Единственным способом остановить их между округами Памунки и Джеймс было держать их силой оружия в их собственных селениях. Подобные экспедиции дорого стоили, а иногда и дорого обходились: в 1656 году полковник Хилл был разбит, а индейцы страшно отомстили, убив по пять белых фермеров за каждого павшего воина.

Ланс слишком хорошо знал индейцев, чтобы их ненавидеть. Петиско был ему как брат, а племя чискиаков заменяло ему семью. Многие же фермеры походили на скот, который выращивали: их глаза не отрывались от земли и не видели первозданную красоту леса. Деревья раздражали их, поскольку бросали тень на посевы...

Ланс пришпорил коня. Утром он должен быть на пристани и отправиться вниз по реке на судне капитана Роджера Джонса до владений Уокеров. Он поклялся себе, что на этот раз не станет ломать комедию и честно скажет Истер, кто он такой на самом деле. А там – будь что будет!

Усак обещал ей вернуться до восхода луны и... Но что это? Глухой дробный звук достиг его ушей, перекрыв даже топот копыт скакуна. К северу от мыса Вест-Поинт грохотали барабаны... Нещадно нахлестывая коня, он понесся вперед. Бум-бум-бум – пульсировал лес, бум-бум – стучали копыта, бум-бум – стучалась в виски тревога...

Он влетел в поселок, опоздав всего на полчаса, и увидел солдат. Спешившись у таверны, Ланс вбежал внутрь, чтобы узнать новости и едва не сбил с ног капитана Джозефа Ингрема, распекавшего за что-то младшие чины.

– Слава Богу! – воскликнул Ингрем.– Само Небо послало вас, Клейборн!
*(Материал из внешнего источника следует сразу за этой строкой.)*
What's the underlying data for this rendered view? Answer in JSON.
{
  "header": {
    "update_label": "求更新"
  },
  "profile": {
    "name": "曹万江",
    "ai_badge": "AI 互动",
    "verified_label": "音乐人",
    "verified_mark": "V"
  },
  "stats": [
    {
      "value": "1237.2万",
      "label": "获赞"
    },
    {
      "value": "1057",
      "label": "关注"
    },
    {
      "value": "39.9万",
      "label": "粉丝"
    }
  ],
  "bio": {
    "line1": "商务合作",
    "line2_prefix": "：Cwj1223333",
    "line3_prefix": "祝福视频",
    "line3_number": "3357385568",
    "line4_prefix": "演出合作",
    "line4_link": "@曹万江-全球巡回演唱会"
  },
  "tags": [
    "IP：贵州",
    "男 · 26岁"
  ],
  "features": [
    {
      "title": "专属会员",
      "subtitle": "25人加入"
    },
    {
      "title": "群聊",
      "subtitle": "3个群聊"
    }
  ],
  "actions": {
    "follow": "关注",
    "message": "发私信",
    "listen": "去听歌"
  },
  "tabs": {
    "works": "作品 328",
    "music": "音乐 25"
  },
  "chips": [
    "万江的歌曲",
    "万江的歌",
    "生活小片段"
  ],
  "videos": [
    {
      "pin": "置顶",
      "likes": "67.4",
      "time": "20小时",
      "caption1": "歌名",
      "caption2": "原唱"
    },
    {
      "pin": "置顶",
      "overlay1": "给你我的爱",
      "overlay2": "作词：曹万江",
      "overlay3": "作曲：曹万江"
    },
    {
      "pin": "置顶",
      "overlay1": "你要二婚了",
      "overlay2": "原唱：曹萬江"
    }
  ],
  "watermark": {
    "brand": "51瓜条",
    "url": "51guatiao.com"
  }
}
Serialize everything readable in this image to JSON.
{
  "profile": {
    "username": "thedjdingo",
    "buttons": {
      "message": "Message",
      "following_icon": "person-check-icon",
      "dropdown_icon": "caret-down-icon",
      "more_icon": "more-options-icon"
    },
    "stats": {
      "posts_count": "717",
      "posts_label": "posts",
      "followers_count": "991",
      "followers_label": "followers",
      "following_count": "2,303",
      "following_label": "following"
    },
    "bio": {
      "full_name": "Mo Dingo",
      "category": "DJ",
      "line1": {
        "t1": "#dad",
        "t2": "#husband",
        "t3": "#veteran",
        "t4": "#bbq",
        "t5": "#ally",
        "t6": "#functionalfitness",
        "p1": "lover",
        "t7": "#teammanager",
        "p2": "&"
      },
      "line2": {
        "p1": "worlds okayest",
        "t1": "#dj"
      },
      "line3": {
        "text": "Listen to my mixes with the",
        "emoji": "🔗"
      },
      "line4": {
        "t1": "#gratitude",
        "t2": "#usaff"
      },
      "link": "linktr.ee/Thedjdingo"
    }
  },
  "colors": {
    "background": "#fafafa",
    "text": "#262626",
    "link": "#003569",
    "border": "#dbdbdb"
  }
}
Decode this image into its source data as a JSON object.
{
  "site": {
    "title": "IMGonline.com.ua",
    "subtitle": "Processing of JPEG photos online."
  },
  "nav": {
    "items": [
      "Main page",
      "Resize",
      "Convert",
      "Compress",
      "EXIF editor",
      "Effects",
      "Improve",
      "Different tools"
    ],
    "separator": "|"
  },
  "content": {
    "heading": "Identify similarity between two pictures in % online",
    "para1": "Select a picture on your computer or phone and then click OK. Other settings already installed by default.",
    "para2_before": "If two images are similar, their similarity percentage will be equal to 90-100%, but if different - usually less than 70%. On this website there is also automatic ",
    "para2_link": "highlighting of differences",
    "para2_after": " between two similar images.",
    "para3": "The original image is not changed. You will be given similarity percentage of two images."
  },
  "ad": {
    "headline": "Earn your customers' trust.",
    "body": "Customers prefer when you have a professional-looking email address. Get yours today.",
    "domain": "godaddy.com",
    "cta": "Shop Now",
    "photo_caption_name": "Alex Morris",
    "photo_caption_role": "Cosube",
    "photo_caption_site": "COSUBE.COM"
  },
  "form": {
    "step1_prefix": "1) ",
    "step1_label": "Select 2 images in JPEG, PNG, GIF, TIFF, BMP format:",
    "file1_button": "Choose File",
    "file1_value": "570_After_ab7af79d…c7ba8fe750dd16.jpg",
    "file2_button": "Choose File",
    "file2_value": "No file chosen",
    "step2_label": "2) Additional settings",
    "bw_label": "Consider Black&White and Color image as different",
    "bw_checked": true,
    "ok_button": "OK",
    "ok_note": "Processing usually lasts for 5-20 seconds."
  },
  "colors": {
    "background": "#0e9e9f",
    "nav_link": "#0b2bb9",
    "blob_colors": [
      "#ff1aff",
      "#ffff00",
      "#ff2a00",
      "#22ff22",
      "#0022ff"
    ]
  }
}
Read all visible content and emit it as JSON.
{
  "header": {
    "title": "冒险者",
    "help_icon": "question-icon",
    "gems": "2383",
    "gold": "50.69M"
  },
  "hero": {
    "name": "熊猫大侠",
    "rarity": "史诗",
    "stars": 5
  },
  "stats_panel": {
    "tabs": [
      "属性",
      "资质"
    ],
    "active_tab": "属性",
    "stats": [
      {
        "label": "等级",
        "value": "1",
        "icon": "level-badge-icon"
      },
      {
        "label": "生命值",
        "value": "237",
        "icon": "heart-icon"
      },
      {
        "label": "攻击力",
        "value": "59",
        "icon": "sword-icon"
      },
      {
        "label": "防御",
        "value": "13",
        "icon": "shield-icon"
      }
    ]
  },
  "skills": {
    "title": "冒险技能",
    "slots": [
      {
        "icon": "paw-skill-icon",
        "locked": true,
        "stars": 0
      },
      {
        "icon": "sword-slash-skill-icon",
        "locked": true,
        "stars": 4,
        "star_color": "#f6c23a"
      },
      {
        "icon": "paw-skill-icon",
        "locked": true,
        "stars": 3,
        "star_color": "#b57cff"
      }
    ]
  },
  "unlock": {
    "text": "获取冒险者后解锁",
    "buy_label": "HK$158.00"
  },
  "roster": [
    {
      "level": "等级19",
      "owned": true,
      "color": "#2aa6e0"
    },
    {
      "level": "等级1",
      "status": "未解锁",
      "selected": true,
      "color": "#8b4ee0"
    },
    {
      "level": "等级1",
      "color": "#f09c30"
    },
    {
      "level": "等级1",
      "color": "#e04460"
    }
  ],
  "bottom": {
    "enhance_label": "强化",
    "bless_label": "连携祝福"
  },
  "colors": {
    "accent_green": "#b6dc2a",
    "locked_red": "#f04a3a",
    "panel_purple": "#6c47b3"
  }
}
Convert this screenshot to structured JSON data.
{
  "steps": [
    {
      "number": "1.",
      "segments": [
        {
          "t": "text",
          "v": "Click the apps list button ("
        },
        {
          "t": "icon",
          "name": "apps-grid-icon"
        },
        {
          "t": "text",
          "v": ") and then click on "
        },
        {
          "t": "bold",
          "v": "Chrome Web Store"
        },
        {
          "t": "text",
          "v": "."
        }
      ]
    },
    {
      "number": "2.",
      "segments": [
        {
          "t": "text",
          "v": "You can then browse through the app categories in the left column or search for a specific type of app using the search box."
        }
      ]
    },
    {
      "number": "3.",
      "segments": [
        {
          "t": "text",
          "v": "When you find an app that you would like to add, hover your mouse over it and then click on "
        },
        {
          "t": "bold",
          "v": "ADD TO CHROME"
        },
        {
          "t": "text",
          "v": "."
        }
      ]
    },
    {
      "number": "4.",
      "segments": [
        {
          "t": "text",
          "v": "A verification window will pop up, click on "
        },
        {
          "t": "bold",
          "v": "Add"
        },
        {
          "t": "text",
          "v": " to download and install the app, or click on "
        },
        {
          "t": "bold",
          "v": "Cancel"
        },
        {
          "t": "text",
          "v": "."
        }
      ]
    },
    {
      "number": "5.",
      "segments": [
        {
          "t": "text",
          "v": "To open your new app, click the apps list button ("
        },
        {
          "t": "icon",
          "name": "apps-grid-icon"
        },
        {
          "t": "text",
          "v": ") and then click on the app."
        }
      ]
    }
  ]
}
Вы едете на восток?

– Да,– ответил Ланс.

– Я попрошу вас передать срочное сообщение губернатору Беркли. Послать своего человека я, к сожалению, не могу.

– Но что произошло?

– Ад разверзся. Перекусите что-нибудь, и я вам все расскажу.

Ланс сел за стол и велел подать себе оленины и вина. Ингрем отложил бумаги и, словно собираясь с мыслями, задумчиво приглаживал рукой свои длинные волосы.

Наконец Ингрем заговорил:

– Я только что вернулся из Потомака. Там, в округе Стеффорд, две недели назад индейцы зверски убили некого Томаса Хена и его слугу. Они прибили их к дверям дома... Это были доэги. Жиль Брент и Джордж Мейсон с Аквила-Крик собрали людей и через несколько дней окружили индейцев в овраге, пока те спали. Когда закончилась стрельба и все были убиты, выяснилось, что там, кроме доэгов оказалась дюжина саскеханноков со своими скво. Вы понимаете, что это значит. Мы отправляемся прямо туда. Расскажите обо всем губернатору. Особо отметьте, что саскеханноки, и без того рвавшиеся на юг, получили теперь отличный повод для вторжения в Виргинию. Я жду нападения после первых заморозков. Индейцы не успокоятся, пока не отомстят за расстрел своих воинов, а по последним донесениям их ударный отряд достигает трехсот человек.